D. LEGTERS
Documenting the changing landscape, artist D. Legters is intrigued and dismayed by how urban building practices leave pockets of nature in margins of the California landscape drawn by humans.
Legters has artwork in collections throughout the U.S. and has exhibited at the Boehm Gallery in San Marcos, CA, the San Diego Chapter of the California Art Club, Del Mar Southern California Exposition, Institute of Contemporary Art in Philadelphia, PA, New Haven Art Space, Inc, University of Connecticut Art Museum, and the Smithsonian Institute in Washington, DC. Legters has instructed fine arts students at Palomar College, University of Pennsylvania, the San Diego Community College District, and her own private art school in San Diego.
For commission or press related inquiries.
denise.s.legters@gmail.com
D. Legters - a short documentary showing the artists’ process, theme, and tone.
"My love affair with the American landscape started as a child growing up in the backseat of my family’s car shuttling between army bases with alarming regularity, relocating some 20 times before college. Moving landscapes became meditative, animated daydreams. Close objects raced by with frightening speed, while the distant horizon crawled by. Constantly teetering on a fulcrum between the new and old landscapes around me, I found that drawing and painting helped bring focus, presence, and renewal.
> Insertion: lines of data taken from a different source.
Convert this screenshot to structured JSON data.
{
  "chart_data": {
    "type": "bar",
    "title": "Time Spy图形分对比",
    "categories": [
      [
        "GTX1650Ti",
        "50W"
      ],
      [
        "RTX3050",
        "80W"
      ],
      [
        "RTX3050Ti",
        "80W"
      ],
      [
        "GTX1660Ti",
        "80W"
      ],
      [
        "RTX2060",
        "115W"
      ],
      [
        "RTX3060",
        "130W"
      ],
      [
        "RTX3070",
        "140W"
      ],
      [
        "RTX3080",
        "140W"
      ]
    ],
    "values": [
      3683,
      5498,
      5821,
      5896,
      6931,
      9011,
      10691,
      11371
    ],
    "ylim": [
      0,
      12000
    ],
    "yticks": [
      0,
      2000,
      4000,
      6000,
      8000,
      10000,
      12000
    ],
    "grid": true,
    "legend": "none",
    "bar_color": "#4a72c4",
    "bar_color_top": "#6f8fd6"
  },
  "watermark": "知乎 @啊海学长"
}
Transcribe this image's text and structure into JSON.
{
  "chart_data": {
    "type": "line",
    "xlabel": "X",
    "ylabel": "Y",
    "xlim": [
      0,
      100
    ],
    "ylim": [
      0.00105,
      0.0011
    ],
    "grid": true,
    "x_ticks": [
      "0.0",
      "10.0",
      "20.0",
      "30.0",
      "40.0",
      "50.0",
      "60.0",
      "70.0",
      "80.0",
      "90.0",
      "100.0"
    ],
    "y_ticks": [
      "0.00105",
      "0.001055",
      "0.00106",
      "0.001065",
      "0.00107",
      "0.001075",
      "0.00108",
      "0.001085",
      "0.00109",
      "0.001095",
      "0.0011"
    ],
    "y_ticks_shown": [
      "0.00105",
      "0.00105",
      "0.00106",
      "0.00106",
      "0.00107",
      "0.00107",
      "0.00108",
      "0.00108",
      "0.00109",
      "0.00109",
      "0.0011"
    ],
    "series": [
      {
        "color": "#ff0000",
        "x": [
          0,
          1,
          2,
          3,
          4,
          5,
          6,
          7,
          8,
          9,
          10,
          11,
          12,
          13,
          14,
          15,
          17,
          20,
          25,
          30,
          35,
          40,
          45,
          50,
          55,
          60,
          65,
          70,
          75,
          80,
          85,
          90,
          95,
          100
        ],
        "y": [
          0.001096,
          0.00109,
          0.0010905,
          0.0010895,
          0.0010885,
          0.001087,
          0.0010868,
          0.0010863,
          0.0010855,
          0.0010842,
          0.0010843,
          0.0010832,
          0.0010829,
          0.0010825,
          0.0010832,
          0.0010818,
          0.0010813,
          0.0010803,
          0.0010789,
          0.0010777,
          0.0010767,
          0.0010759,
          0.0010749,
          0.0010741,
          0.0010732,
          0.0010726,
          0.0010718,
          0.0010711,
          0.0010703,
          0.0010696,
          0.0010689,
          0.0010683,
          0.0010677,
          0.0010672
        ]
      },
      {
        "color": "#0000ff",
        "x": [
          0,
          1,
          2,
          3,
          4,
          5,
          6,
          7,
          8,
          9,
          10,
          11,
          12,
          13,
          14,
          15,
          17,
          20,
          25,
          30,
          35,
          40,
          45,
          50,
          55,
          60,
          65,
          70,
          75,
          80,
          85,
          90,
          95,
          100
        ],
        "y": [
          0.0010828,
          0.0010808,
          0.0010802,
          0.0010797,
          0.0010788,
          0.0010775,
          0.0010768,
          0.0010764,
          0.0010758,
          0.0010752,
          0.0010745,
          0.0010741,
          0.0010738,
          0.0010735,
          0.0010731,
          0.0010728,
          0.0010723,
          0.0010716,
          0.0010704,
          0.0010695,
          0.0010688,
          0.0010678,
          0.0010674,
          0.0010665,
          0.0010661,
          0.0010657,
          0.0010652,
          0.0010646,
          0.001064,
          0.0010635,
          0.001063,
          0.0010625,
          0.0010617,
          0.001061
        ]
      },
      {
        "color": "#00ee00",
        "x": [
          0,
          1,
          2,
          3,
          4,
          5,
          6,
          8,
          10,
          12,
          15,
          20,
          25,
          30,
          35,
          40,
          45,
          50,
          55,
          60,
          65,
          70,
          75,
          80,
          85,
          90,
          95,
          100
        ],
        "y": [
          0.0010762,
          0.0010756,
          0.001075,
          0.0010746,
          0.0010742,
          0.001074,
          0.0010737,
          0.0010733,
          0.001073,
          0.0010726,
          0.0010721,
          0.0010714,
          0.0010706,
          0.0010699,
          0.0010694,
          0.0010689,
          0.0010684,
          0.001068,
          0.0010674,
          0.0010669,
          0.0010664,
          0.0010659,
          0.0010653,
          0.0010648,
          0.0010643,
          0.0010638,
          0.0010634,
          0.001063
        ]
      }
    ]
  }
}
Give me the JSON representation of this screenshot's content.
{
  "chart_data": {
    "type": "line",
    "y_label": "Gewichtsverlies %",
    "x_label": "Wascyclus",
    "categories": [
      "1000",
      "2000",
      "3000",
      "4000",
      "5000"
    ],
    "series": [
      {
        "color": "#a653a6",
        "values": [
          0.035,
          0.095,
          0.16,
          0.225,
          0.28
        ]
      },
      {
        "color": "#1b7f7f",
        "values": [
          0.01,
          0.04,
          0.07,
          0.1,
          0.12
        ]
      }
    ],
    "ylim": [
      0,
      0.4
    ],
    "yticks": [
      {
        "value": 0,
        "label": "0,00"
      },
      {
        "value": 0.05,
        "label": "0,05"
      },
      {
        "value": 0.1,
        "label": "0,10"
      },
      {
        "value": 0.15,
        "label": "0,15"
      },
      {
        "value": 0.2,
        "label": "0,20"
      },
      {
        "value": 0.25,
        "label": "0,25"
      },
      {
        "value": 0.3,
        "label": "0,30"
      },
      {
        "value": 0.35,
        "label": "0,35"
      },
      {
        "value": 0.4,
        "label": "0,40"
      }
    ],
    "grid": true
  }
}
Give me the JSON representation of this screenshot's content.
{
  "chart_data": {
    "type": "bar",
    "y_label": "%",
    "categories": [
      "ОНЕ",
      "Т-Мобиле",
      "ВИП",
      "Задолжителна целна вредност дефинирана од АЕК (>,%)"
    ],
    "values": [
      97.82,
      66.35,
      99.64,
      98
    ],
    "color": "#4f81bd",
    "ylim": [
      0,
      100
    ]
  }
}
My fine arts education was firmly rooted in Contemporary Realism that evolved in the wake of Abstract Expressionism. During my MFA studies at UPENN, Neil Welliver, American plein air painter, and Sewell Sillman, writer and Abstract Expressionist, taught lessons in color theory and life painting, often emphasizing the most abstract qualities of color and the perception of subtle comparisons of hue and value. As a realist with this foundation, recording color has become less about rendering the reality of physical objects, instead observing the changing quality of daylight on site to make an informed, sometimes abstract record of light.
After completing my MFA, I moved to California. With my experience painting from the urban landscape in Philadelphia and my skill with building compositions from comparisons of neutral grays, browns, and more saturated color, California’s challenging subjects of desserts, lagoons, grasslands, and coastal landscapes opened my eyes.
I do subscribe to the plein air tradition of studying landscapes to record light and color specific to atmospheric conditions and time of day, and over the years that I’ve spent painting I’ve become attuned to more than just tonality. I’m drawn to how one thing influences another in a landscape. Topography and geology affect sage scrub and grasslands, mountains laid bare expose chaotic rock formations and fragile desert ecosystems to unpredictable periods of rain and drought. Painting isolated, untouched landscapes has a seductive appeal, but you can rarely admire a vista now without finding evidence of humans.
The lure of Manifest Destiny in the West and the idealized Romantic landscape is no longer relevant to contemporary landscape painting. The objectives of landscape in the plein air tradition need some rethinking. This is the territory I find myself in now, with just the sun arcing through the sky to tell time, far from crowds or an audience."